Tout vient à point pour qui sait attendre. Chose promise, chose due, voici le récit de nos petites vacances à Kasenga. Kasenga ? Mais oui, souvenez-vous, on en a parlé quand mes parents sont venus à Noël, et puis aussi quand les parents de Sébastien sont venus en août, et encore avant, en escale, dans notre périple qui nous avait menés à Kilwa.


En route !

Par rapport à Noël dernier, ce n'était pas tout à fait les mêmes personnes : Sébastien, Florentine et moi étions déjà allés à Kasenga avec mes parents, par contre c'était la première fois pour Tine (Bakanja Centre), Marketa (Bakanja Centre aussi), Veerle (Bakanja Ville) et Marc, un ami de Sébastien, venu enseigner la 3D à l'ESIS et reparti depuis. Nous disposions de la Land Cruiser de la communauté, ce qui nous a été bien utile comme nous le verrons par la suite. Voici un petit portrait de l'équipe :

Photo de groupe
De gauche à droite : moi, Tine, Marc, Florentine, Sébastien, Veerle et Marketa

La route était bonne jusqu'à Kasomeno, car goudronnée — elle l'était déjà il y a 4 mois — et ça se voit sur les mines encore réjouies de la photo ci-dessus, mais après la piste s'est détérioriée sous l'effet de la saison des pluies. Du coup, nous avons mis plus de 2 heures sur le tronçon Kasomeno - Kasenga, là où ça nous avait pris 1 heure à Noël. Et nous avons bien sûr été secoués. Mais nous avons quand même fini par arriver.


Sur place...

Chez les Sœurs
Le couvent des Sœurs de la Charité de Jésus et Marie
 
Une fois arrivés à Kasenga, nous avons pris nos quartiers : les demoiselles étaient chez les Sœurs de la Charité de Jésus et Marie — là où nous avions logé à Noël — et nous, les gars, chez les Salésiens de Don Bosco — là où nous avions logé lors de nos autres séjours. Après l'installation, pas de temps à perdre, nous avons pris la direction du centre-ville de Kasenga. Si vous ne vous en souvenez pas, la ville de Kasenga est très étalée, donc nous avons pu marcher quelques heures. C'est aussi l'occasion de voir la différence entre Kasenga et Lubumbashi : la première ressemble davantage à l'Afrique "authentique" qu'on imagine ou qu'on voit dans des documentaires à la télévision, tandis que la seconde est plus proche des villes à l'occidentale.

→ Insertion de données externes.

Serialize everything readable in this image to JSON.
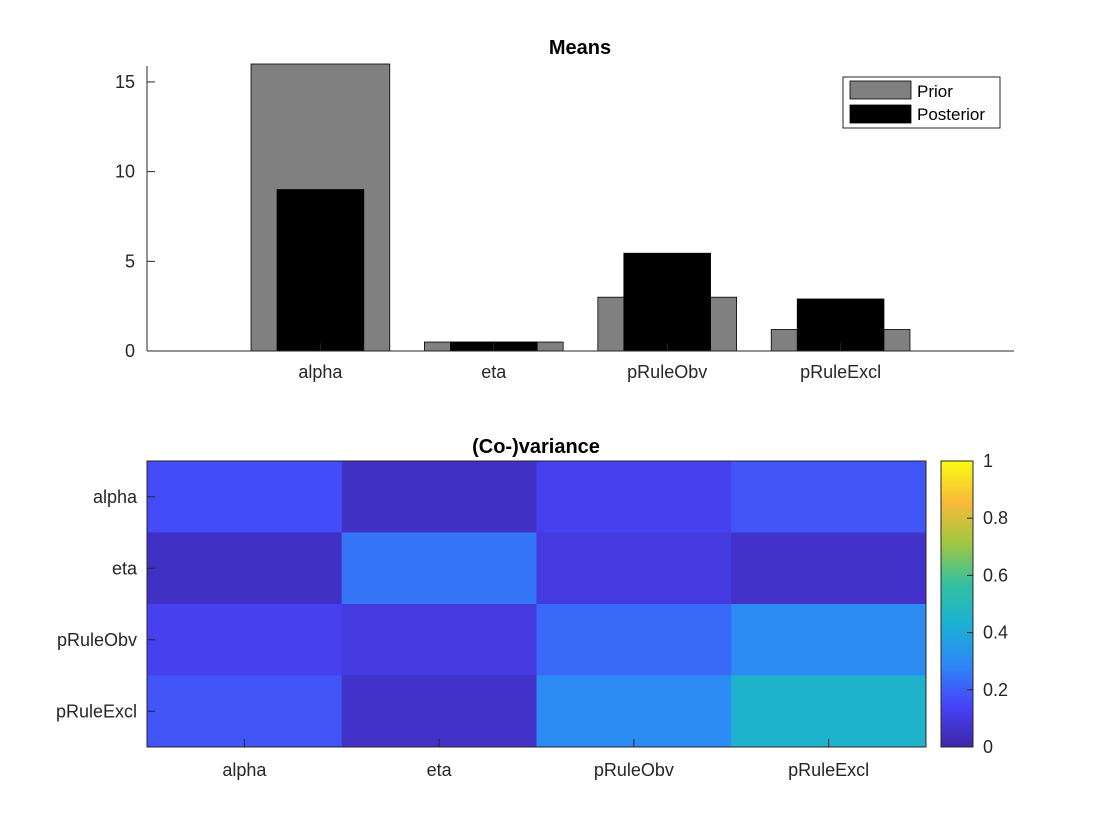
{
  "colors": {
    "prior": "#808080",
    "posterior": "#000000",
    "axis": "#262626",
    "background": "#ffffff",
    "parula": [
      "#3e26a8",
      "#4743f8",
      "#2e87f7",
      "#1bb1d3",
      "#34bf9f",
      "#a1c741",
      "#f9ba38",
      "#f9fb14"
    ]
  },
  "chart_data": [
    {
      "type": "bar",
      "title": "Means",
      "categories": [
        "alpha",
        "eta",
        "pRuleObv",
        "pRuleExcl"
      ],
      "series": [
        {
          "name": "Prior",
          "values": [
            16,
            0.5,
            3,
            1.2
          ]
        },
        {
          "name": "Posterior",
          "values": [
            9,
            0.5,
            5.45,
            2.9
          ]
        }
      ],
      "xlim": [
        0,
        5
      ],
      "ylim": [
        0,
        16
      ],
      "yticks": [
        0,
        5,
        10,
        15
      ],
      "xlabel": "",
      "ylabel": "",
      "legend": {
        "entries": [
          "Prior",
          "Posterior"
        ],
        "location": "top-right"
      }
    },
    {
      "type": "heatmap",
      "title": "(Co-)variance",
      "x_labels": [
        "alpha",
        "eta",
        "pRuleObv",
        "pRuleExcl"
      ],
      "y_labels": [
        "alpha",
        "eta",
        "pRuleObv",
        "pRuleExcl"
      ],
      "values": [
        [
          0.16,
          0.05,
          0.13,
          0.18
        ],
        [
          0.05,
          0.25,
          0.1,
          0.06
        ],
        [
          0.13,
          0.1,
          0.22,
          0.3
        ],
        [
          0.18,
          0.06,
          0.3,
          0.45
        ]
      ],
      "clim": [
        0,
        1
      ],
      "colorbar": {
        "ticks": [
          0,
          0.2,
          0.4,
          0.6,
          0.8,
          1
        ],
        "labels": [
          "0",
          "0.2",
          "0.4",
          "0.6",
          "0.8",
          "1"
        ]
      }
    }
  ]
}
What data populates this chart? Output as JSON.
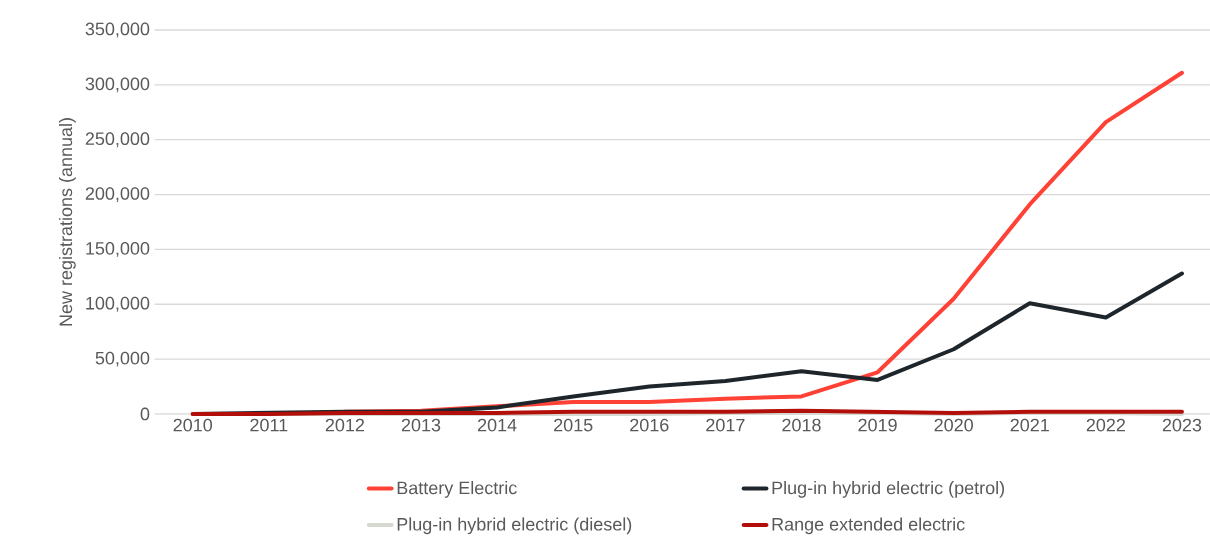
{
  "chart_data": {
    "type": "line",
    "ylabel": "New registrations (annual)",
    "categories": [
      "2010",
      "2011",
      "2012",
      "2013",
      "2014",
      "2015",
      "2016",
      "2017",
      "2018",
      "2019",
      "2020",
      "2021",
      "2022",
      "2023"
    ],
    "series": [
      {
        "name": "Battery Electric",
        "color": "#ff4136",
        "values": [
          null,
          null,
          2000,
          3000,
          7000,
          11000,
          11000,
          14000,
          16000,
          38000,
          105000,
          191000,
          266000,
          311000
        ]
      },
      {
        "name": "Plug-in hybrid electric (petrol)",
        "color": "#1f262b",
        "values": [
          0,
          1000,
          2000,
          2000,
          6000,
          16000,
          25000,
          30000,
          39000,
          31000,
          59000,
          101000,
          88000,
          128000
        ]
      },
      {
        "name": "Plug-in hybrid electric (diesel)",
        "color": "#d6d8d2",
        "values": [
          0,
          0,
          0,
          0,
          0,
          0,
          0,
          1000,
          1000,
          1000,
          0,
          1000,
          1000,
          0
        ]
      },
      {
        "name": "Range extended electric",
        "color": "#b30f0a",
        "values": [
          0,
          0,
          1000,
          1000,
          1000,
          2000,
          2000,
          2000,
          3000,
          2000,
          1000,
          2000,
          2000,
          2000
        ]
      }
    ],
    "ylim": [
      0,
      350000
    ],
    "yticks": [
      {
        "value": 0,
        "label": "0"
      },
      {
        "value": 50000,
        "label": "50,000"
      },
      {
        "value": 100000,
        "label": "100,000"
      },
      {
        "value": 150000,
        "label": "150,000"
      },
      {
        "value": 200000,
        "label": "200,000"
      },
      {
        "value": 250000,
        "label": "250,000"
      },
      {
        "value": 300000,
        "label": "300,000"
      },
      {
        "value": 350000,
        "label": "350,000"
      }
    ],
    "grid": "y",
    "legend": "bottom",
    "marker": "none",
    "line_style": "solid"
  }
}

Il est clair que, quand on est habitué à Lubumbashi, ça change un peu. D'abord du point de vue de l'environnement : les maisons sont souvent avec une ou deux pièces, avec un toit de chaume et des murs non peints, les parcelles ne sont pas clôturées par des murs mais ouvertes aux quatre vents, les rues ne sont pas goudronnées mais en terre ou sable, etc. Ensuite, quand nous, des bazungu, passons dans la rue, tous les enfants nous adressent des bonjour de la main, une cohorte nous accompagne et nous fait une danse, la plupart veulent être pris en photo, des « muzungu, muzungu ! » fusent de partout, d'autres mots en swahili ou en bemba — la langue locale qu'on retrouve surtout en Zambie, de l'autre côté de la Luapula — voire en anglais — la Zambie est anglophone. Il y a très peu de voitures, quelques camions, surtout des engins de chantiers qui travaillent à refaire les routes.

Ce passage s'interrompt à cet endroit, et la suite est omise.